Rationalise the denominator in each of the following

Solution:

(i) Let $E=\frac{4}{\sqrt{3}}$

For rationalising the denominator, multiplying numerator and denominator by $\sqrt{3}$, we get

$E=\frac{4}{\sqrt{3}} \times \frac{\sqrt{3}}{\sqrt{3}}=\frac{4 \sqrt{3}}{3}$

$=\frac{4}{3} \times 1.732=\frac{6.928}{3}=2.309$          [put $\sqrt{3}=1.732$ ]

(ii) Let $E=\frac{6}{\sqrt{6}}$

For rationalising the denominator, multiplying numerator and denominator by $\sqrt{6}$, we get

$E=\frac{6}{\sqrt{6}} \times \frac{\sqrt{6}}{\sqrt{6}}=\frac{6 \sqrt{6}}{6}=\sqrt{2} \times \sqrt{3}$

$=1.414 \times 1.732=2.449$             [put $\sqrt{2}=1.414$ and $\sqrt{3}=1.732$ ]

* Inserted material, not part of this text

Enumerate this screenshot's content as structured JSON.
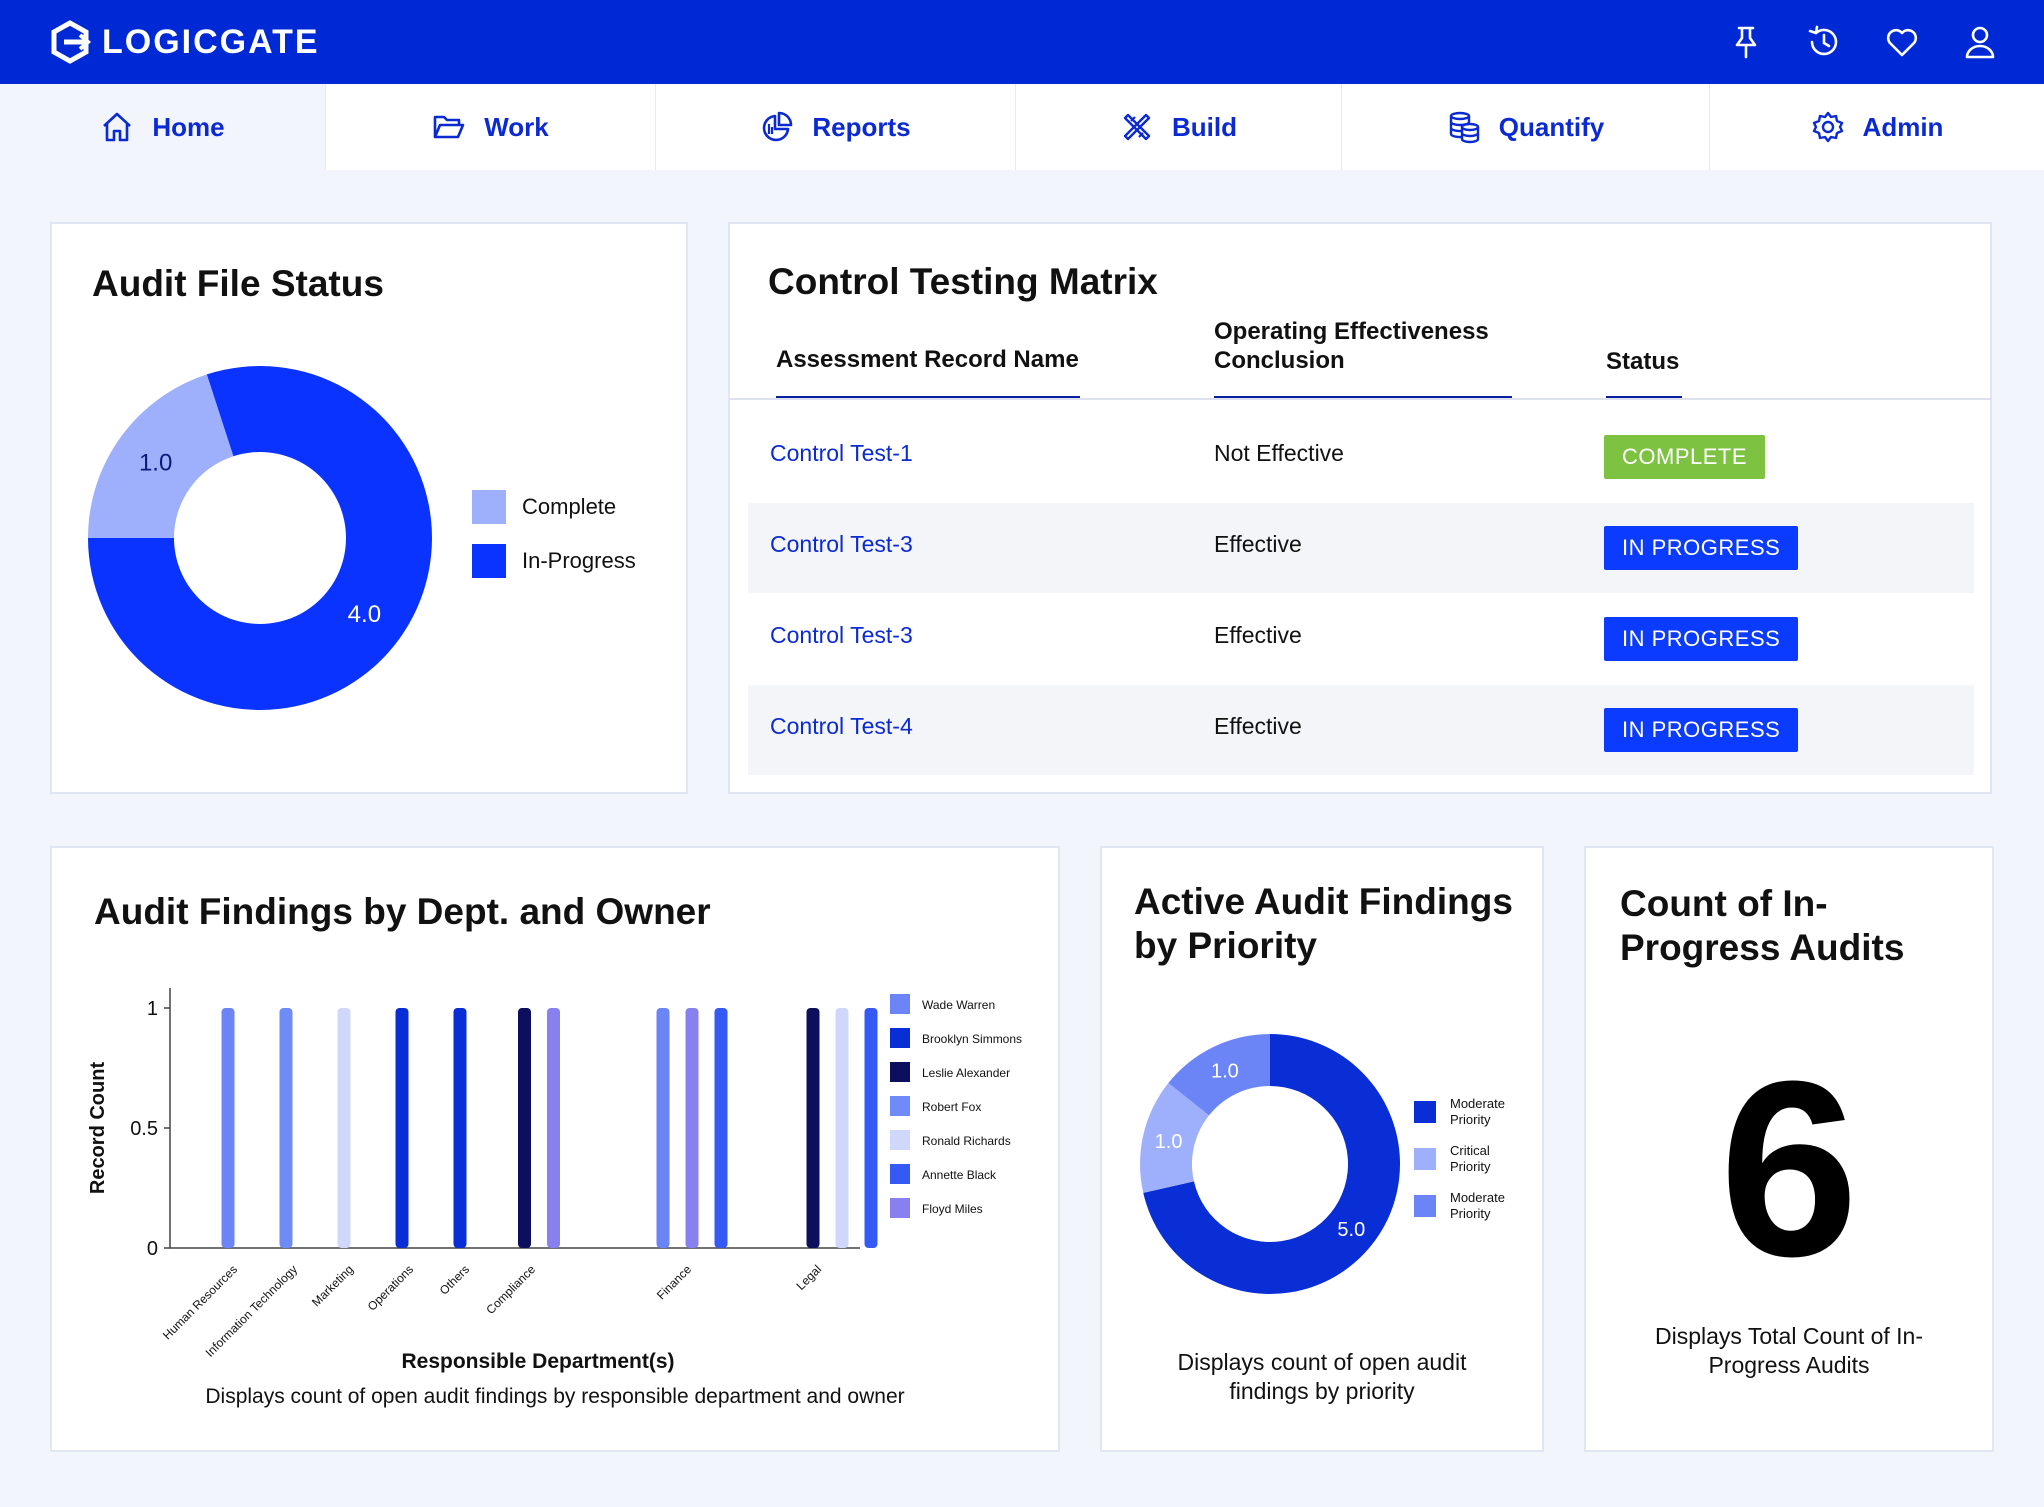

(iii) Let $E=\frac{\sqrt{10}-\sqrt{5}}{2}=\frac{\sqrt{5} \sqrt{2}-\sqrt{5}}{2}=\frac{\sqrt{5}(\sqrt{2}-1)}{2}$       $[\because \sqrt{10}=\sqrt{2} \cdot \sqrt{5}]$

$=\frac{2.236(1.414-1)}{2}=1.118 \times 0.414=0.46285 \cong 0.463$

(iv) Let $E=\frac{\sqrt{2}}{2+\sqrt{2}}$

For rationalising the denominator, multiplying numerator and denominator by $2-\sqrt{2}$, we get

$=\frac{\sqrt{2}}{2+\sqrt{2}} \times \frac{2-\sqrt{2}}{2-\sqrt{2}}=\frac{\sqrt{2}(2-\sqrt{2})}{(2)^{2}-(\sqrt{2})^{2}}$            [using identity, $(a-b)(a+b)=a^{2}-b^{2}$ ]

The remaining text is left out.